Por fin terminó y se irguió.
– Vaya a avisar a los Cleary inmediatamente, señora Smith, y, por el amor de Dios, dígales que ordenen a los chicos que construyan ahora mismo un ataúd. No hay tiempo de enviar a buscar uno a Gilly; se está descomponiendo ante nuestros ojos. ¡Dios mío! Me siento mareado. Iré a tomar un baño y dejaré la ropa delante de mi puerta. Quémela. Nunca podría quitarle el mal olor.
De nuevo en su habitación, en mangas de camisa y pantalón de montar -pues no se había traído sotana de repuesto-, recordó la carta, y su promesa. Habían dado ya las siete; podía oír el apagado ruido de las doncellas y del personal contratado para la fiesta mientras limpiaban la mesa del festín y volvían a transformar el gran salón en capilla, preparando la casa para el entierro de mañana. No había más remedio; tendría que volver a Gilly esta noche, en busca de otra sotana y de los ornamentos para la misa de difuntos.

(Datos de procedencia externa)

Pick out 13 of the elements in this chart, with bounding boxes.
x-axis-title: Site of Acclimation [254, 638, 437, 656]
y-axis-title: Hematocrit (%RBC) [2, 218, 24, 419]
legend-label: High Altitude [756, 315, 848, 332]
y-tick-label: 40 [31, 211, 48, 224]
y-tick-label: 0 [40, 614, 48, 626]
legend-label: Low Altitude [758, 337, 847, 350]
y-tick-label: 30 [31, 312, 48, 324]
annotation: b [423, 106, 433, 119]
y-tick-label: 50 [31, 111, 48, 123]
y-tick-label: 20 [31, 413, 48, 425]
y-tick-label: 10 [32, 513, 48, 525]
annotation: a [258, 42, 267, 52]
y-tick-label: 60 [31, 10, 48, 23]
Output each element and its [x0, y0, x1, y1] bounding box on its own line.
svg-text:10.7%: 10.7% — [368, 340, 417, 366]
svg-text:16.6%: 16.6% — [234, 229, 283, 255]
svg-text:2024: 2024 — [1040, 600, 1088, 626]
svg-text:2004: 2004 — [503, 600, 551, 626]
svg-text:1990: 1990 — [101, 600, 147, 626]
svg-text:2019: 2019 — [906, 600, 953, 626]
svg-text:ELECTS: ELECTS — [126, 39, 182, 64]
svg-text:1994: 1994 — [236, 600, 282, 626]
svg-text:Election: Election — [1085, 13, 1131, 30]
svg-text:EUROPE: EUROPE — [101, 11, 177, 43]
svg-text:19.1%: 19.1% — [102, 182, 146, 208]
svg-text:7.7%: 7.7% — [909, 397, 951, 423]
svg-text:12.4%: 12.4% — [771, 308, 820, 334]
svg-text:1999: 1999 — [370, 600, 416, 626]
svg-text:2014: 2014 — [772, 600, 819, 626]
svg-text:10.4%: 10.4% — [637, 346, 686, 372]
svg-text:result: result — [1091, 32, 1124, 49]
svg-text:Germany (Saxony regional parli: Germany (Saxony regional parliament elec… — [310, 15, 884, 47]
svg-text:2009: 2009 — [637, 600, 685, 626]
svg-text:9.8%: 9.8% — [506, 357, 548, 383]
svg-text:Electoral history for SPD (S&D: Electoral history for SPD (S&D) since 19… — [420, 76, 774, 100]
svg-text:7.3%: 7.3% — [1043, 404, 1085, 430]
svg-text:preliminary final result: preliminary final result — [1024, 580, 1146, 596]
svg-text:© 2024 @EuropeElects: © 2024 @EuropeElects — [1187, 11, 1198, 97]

Había cosas que llevaba siempre consigo cuando salía de la rectoría para ir al campo, cuidadosamente distribuidas en compartimientos de su pequeña maleta, como las materias para administrar los sacramentos del bautismo y de la extremaunción, para bendecir y para decir misa, en cualquier época del año. Pero era irlandés, y llevar los ornamentos negros de la misa de difuntos habría sido tentar a! destino. Oyó la voz de Paddy a lo lejos, pero ahora no quería enfrentarse con Paddy; sabía que la señora Smith haría lo que le había ordenado.